A regularization that penalizes weights by their sum of absolute values. L1 regularization reduces irrelevant feature weights to 0. Zero-weighted features are eliminated from the model.
L1 regularization, commonly known as Lasso regularization, prevents overfitting and improves generalization in AI machine learning models like linear regression, logistic regression, and neural networks.
Mathematical representation of L1 regularization.
L1 = λ * ∑ |wi|
where
L1 – L1 regularization penalty term
λ – a hyperparameter controls the penalty strength
wi – the model weights
∑ – the summation done for the overall weights.
L1 regularization pushes weights towards zero, simplifying the model and minimal features. This can help with feature selection and model simplification, improving the generalization on unknown and unseen data.

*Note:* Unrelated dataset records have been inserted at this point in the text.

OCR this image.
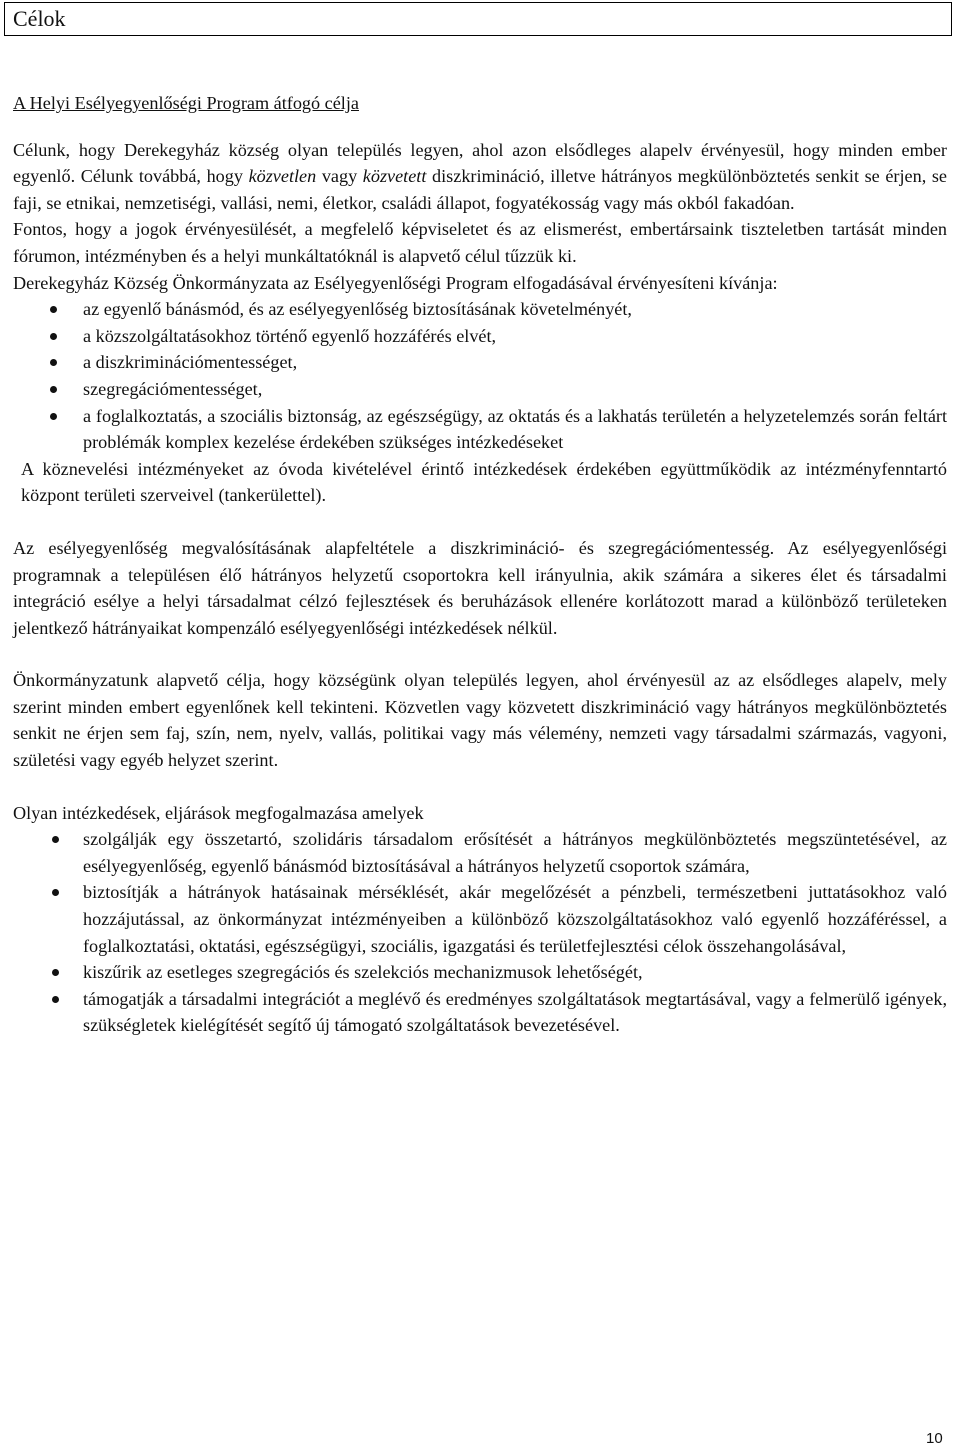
Célok

A Helyi Esélyegyenlőségi Program átfogó célja

Célunk, hogy Derekegyház község olyan település legyen, ahol azon elsődleges alapelv érvényesül, hogy minden ember egyenlő. Célunk továbbá, hogy közvetlen vagy közvetett diszkrimináció, illetve hátrányos megkülönböztetés senkit se érjen, se faji, se etnikai, nemzetiségi, vallási, nemi, életkor, családi állapot, fogyatékosság vagy más okból fakadóan.

Fontos, hogy a jogok érvényesülését, a megfelelő képviseletet és az elismerést, embertársaink tiszteletben tartását minden fórumon, intézményben és a helyi munkáltatóknál is alapvető célul tűzzük ki.

Derekegyház Község Önkormányzata az Esélyegyenlőségi Program elfogadásával érvényesíteni kívánja:

az egyenlő bánásmód, és az esélyegyenlőség biztosításának követelményét,
a közszolgáltatásokhoz történő egyenlő hozzáférés elvét,
a diszkriminációmentességet,
szegregációmentességet,
a foglalkoztatás, a szociális biztonság, az egészségügy, az oktatás és a lakhatás területén a helyzetelemzés során feltárt problémák komplex kezelése érdekében szükséges intézkedéseket

A köznevelési intézményeket az óvoda kivételével érintő intézkedések érdekében együttműködik az intézményfenntartó központ területi szerveivel (tankerülettel).

Az esélyegyenlőség megvalósításának alapfeltétele a diszkrimináció- és szegregációmentesség. Az esélyegyenlőségi programnak a településen élő hátrányos helyzetű csoportokra kell irányulnia, akik számára a sikeres élet és társadalmi integráció esélye a helyi társadalmat célzó fejlesztések és beruházások ellenére korlátozott marad a különböző területeken jelentkező hátrányaikat kompenzáló esélyegyenlőségi intézkedések nélkül.

Önkormányzatunk alapvető célja, hogy községünk olyan település legyen, ahol érvényesül az az elsődleges alapelv, mely szerint minden embert egyenlőnek kell tekinteni. Közvetlen vagy közvetett diszkrimináció vagy hátrányos megkülönböztetés senkit ne érjen sem faj, szín, nem, nyelv, vallás, politikai vagy más vélemény, nemzeti vagy társadalmi származás, vagyoni, születési vagy egyéb helyzet szerint.

Olyan intézkedések, eljárások megfogalmazása amelyek

szolgálják egy összetartó, szolidáris társadalom erősítését a hátrányos megkülönböztetés megszüntetésével, az esélyegyenlőség, egyenlő bánásmód biztosításával a hátrányos helyzetű csoportok számára,
biztosítják a hátrányok hatásainak mérséklését, akár megelőzését a pénzbeli, természetbeni juttatásokhoz való hozzájutással, az önkormányzat intézményeiben a különböző közszolgáltatásokhoz való egyenlő hozzáféréssel, a foglalkoztatási, oktatási, egészségügyi, szociális, igazgatási és területfejlesztési célok összehangolásával,
kiszűrik az esetleges szegregációs és szelekciós mechanizmusok lehetőségét,
támogatják a társadalmi integrációt a meglévő és eredményes szolgáltatások megtartásával, vagy a felmerülő igények, szükségletek kielégítését segítő új támogató szolgáltatások bevezetésével.
10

Applications of L1 Regularization
Linear regression
Linear regression uses L1 regularization by adding the L1 penalty term to the cost function during training, which is later minimized using an optimization algorithm like gradient descent. The L1 penalty term enables the model to build sparse output, which can be used for feature selection and model simplification, improving generalization performance.
Logistic regression
Similar to linear regression, L1 regularization is applied to logistic regression by adding the L1 penalty term to the loss function during training. This allows the model to generate sparse solutions, improving generalization and preventing overfitting.